San Francisco SFO, 11 Juillet 2011.

Premier contact avec les ricains, déjà prise de tête. J’attends Paul à la sortie du control d’immigration, qui pourtant me précédait dans le compte de cette gouttière de fascistes. Pour moi ça c’est pourtant passé comme dans du beurre. Plein de jaune. Plusieurs groupes d’entre eux, de l’homme d’affaires à la limite du mafieux au restaurateur cheap (d’après ce que j’en ai compris) attendent leurs potes, emmerdés eux aussi. Je demande aux flics, miliciens, ou même bagagiste, personne ne daigne me parler. Le seul renseignement que je glane est que la salle fumeurs est à l’extérieure, et que je ne pourrais plus rentrer ici. Je préfère attendre mon Edg. Une apparition de sa part, il veut me dire quelque chose, mais il se fait réprimander direct par un lourdaud de flicard. Une heure plus tard, je l’aperçois derrière une vitre, me fait des signes, et le flic se fâche. Il disparait et je continue d’attendre.

Deux heures plus tard. J’ai eu le temps de jouer avec tous les caddies, connaitre par cœur le clip de propagande dégueu qui tourne en boucle pour glorifier la grandeur des USA, terre des libertés et des braves, et feuilleter brièvement le routard pour, au moins, entendre un minimum parler de San Francisco et de savoir où aller. Edg arrive avec un grand sourire mitigé, il a pas tout compris ce qui lui arrivait. L’ambassade à Paris lui aurait donné le mauvais Visa, il a une lettre qui représente un laissez-passer de transition, et y voulaient pas le laisser passer avec un statut pas en règle. Il a dû faire les yeux doux au cadre haut placé de l’administration, qui en passant des coups de fil a bien vérifié que Paul n’était pas un clochard mexicain ayant abandonné sa famille et son Saint-Chamond natal pour vivre son rêve américain. Parlons-en, du rêve américain ! Soulagé, on sort le plus vite possible de l’aéroport pour se retrouver sous le ciel blanc de San Francisco. Il est 4 :30 pm, nous avons pris l’avion ce matin il y a 18 heures, et sommes semi-réveillé depuis 22. Lyon-Amsterdam-San Francisco, 9h de décalage horaire, et cette adrénaline post-stress de Edg qui a failli être renvoyé illico à Saint-Chamond, me laissant seul comme une chaussette. État étrange.
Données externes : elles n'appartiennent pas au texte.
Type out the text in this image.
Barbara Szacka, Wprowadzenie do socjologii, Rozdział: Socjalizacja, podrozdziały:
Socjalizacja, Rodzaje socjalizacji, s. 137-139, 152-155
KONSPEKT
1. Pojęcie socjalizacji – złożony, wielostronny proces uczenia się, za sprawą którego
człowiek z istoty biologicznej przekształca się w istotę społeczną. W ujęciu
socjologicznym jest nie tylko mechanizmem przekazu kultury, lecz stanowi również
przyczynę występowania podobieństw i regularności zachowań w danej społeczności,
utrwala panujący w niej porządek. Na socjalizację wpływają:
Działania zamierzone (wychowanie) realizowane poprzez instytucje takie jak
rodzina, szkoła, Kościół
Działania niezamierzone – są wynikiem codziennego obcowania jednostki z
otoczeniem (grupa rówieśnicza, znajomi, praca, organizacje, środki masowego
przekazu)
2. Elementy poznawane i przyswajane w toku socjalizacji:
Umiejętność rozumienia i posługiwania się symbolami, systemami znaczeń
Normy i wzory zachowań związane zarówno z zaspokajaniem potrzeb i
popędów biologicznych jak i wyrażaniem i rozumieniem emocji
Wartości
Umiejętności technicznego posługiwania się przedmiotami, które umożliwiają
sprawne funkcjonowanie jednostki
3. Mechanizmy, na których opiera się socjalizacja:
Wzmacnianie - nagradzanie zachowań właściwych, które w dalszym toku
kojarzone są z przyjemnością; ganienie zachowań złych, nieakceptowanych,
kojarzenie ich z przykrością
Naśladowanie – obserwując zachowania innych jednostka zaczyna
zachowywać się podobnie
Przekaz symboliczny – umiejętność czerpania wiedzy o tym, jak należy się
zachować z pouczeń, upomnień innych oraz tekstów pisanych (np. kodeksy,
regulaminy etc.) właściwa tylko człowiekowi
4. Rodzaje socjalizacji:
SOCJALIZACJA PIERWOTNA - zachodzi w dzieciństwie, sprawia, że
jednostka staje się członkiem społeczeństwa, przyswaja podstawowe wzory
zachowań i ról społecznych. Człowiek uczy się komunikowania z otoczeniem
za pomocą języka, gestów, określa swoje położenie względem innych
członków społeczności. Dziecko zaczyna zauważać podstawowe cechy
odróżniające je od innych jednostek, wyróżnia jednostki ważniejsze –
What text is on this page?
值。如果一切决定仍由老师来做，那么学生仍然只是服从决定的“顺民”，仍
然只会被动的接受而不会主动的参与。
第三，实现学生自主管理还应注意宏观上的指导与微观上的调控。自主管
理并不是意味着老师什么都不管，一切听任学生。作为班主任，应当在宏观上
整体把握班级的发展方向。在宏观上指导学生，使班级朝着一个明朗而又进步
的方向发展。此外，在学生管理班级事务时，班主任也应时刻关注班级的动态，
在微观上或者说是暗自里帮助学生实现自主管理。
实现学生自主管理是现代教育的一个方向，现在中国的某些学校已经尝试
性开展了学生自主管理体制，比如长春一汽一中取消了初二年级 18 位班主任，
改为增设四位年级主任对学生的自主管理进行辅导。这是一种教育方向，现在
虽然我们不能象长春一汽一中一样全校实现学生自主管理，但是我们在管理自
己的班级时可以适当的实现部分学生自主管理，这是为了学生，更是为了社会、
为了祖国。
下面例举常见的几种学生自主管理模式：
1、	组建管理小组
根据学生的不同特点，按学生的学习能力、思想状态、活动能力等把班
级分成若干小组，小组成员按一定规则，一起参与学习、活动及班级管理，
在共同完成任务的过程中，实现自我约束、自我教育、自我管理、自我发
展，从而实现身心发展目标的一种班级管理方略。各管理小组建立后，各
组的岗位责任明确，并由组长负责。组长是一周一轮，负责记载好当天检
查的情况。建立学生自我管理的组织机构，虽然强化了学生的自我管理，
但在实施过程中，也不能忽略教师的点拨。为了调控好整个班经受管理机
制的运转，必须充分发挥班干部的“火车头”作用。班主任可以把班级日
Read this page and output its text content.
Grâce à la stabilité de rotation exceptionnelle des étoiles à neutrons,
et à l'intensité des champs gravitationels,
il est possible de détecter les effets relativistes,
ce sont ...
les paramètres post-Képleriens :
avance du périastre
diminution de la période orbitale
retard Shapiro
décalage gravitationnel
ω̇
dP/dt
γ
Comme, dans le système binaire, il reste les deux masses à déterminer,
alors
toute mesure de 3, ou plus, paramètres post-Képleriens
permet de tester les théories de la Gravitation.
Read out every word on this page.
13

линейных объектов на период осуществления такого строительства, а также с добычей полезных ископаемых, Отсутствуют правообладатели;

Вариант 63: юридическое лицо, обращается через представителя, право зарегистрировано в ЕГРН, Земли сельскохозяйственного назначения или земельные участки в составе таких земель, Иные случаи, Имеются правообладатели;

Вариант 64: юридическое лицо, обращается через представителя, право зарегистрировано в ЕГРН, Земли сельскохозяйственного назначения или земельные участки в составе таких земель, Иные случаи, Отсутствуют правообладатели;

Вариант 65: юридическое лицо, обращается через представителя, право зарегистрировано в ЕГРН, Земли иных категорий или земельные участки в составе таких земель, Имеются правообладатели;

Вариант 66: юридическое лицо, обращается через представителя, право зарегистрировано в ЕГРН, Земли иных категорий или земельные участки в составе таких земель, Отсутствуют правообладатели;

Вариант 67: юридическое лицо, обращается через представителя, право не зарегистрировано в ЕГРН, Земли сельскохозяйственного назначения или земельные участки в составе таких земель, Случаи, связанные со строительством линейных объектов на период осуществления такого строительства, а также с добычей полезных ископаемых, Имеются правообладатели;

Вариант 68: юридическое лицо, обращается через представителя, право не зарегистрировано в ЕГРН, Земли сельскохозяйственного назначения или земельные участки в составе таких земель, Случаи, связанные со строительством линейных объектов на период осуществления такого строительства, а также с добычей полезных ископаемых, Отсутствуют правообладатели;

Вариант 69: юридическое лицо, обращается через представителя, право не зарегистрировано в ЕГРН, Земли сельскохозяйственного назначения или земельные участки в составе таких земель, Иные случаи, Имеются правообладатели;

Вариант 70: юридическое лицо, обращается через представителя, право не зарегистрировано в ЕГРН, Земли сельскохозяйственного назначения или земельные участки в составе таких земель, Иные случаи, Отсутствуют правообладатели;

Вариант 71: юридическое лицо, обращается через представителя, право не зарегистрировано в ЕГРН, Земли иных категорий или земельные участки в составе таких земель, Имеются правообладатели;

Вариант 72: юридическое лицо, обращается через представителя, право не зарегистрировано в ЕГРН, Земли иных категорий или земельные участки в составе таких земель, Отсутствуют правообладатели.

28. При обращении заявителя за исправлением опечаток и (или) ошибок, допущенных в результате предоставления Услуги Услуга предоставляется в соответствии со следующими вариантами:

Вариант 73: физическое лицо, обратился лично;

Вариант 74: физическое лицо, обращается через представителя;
Absolument rien n’a été préparé pour ce voyage. Il nous faut trouver un endroit où dormir. CouchSurfing n’a rien donné de très concluant, pourtant on a lancé les annonces y’a bien deux jours. J’ai absolument rien retenu du routard, et on n’a aucune idée de quoi cette ville est faite, d’où et de pourquoi on y est. Niet. Mais une chose, marre des flics, des jaunes pommés, des hommes d’affaires qui regardent de haut les touristes crétins en chemise soi-disant relax et marre des cons de tous leurs putains de genres, on veut voir du OG hipster, du hippie babos et plané, et le quartier pour ça c’est annberry, ou un truc du style. Le routard ne me revient pas plus à propos du système de transport en commun et on découvre le terminus du BART, un métro aérien, après avoir bien regaléré dans l’aéroport. Il dessert toute la Bay, parait-il. La quoi ? Il y a une baie ici qui semble célèbre, putain, on sait vraiment rien du tout sur la ville. On n’a pas vu l’atterrissage, planant dans les nuages. Edg sait qu’on appelle SF la ville aux sept collines, comme Saint-Étienne. Bonne base ! On paye notre ticket et le BART démarre dans un bruit de cuisine Viet.



San Francisco



La partie à l’air libre nous dévoile tous les charmes de la ville : des ponts de partout en béton gros, du trafic, une mer au loin, un ciel blanc, des taudis ressemblants à Mill City où réside encore Sal Paradise. J’ai lu On the Road il y a quelques années, trop loin pour me rappeler des lieux de Frisco, mais Jacky Bretagne semblait trouver l’endroit cool, même si à chaque fois il semblait bien y galérer. Et ce périurbain bicolore refroidi le cœur, la température est pas élevée, aucun soleil. On rentre dans le sous-sol de la ville, et on a besoin de questionner la populace. Edg va parler gentiment à un vieux, et j’entame une hasardeuse conversation avec une jeune femme. Elle ressemble grave à Carla de Scrubs, elle a le visage bien plus marqué par je ne sais quoi. Brésilienne d’origine, elle revient vivre à SF après deux ans de Canada. Elle s’étonne que l’on n’ait pas réservé d’hôtels, on n’ose pas lui demander l’hospitalité, de toute façon elle va dans une banlieue de la Bay et nous on veut voir San Francisco la grande, celle qu’on chante. Puis même si Edg parle bien avec elle, moi je passe inaperçue et n’arrive pas à m’exprimer en anglais. Ça viendra. On prend son email, on sait jamais, puis on descend à Powell Street, là où, selon un vieux, on pourra aller à Haight Ashburry (right prononciation !) en bus. Il nous fait un coucou, on éjecte péniblement nos sacs, remonte l’escalator, tamponne nos tickets de sortie, et débarquons sur une petite place toujours grise.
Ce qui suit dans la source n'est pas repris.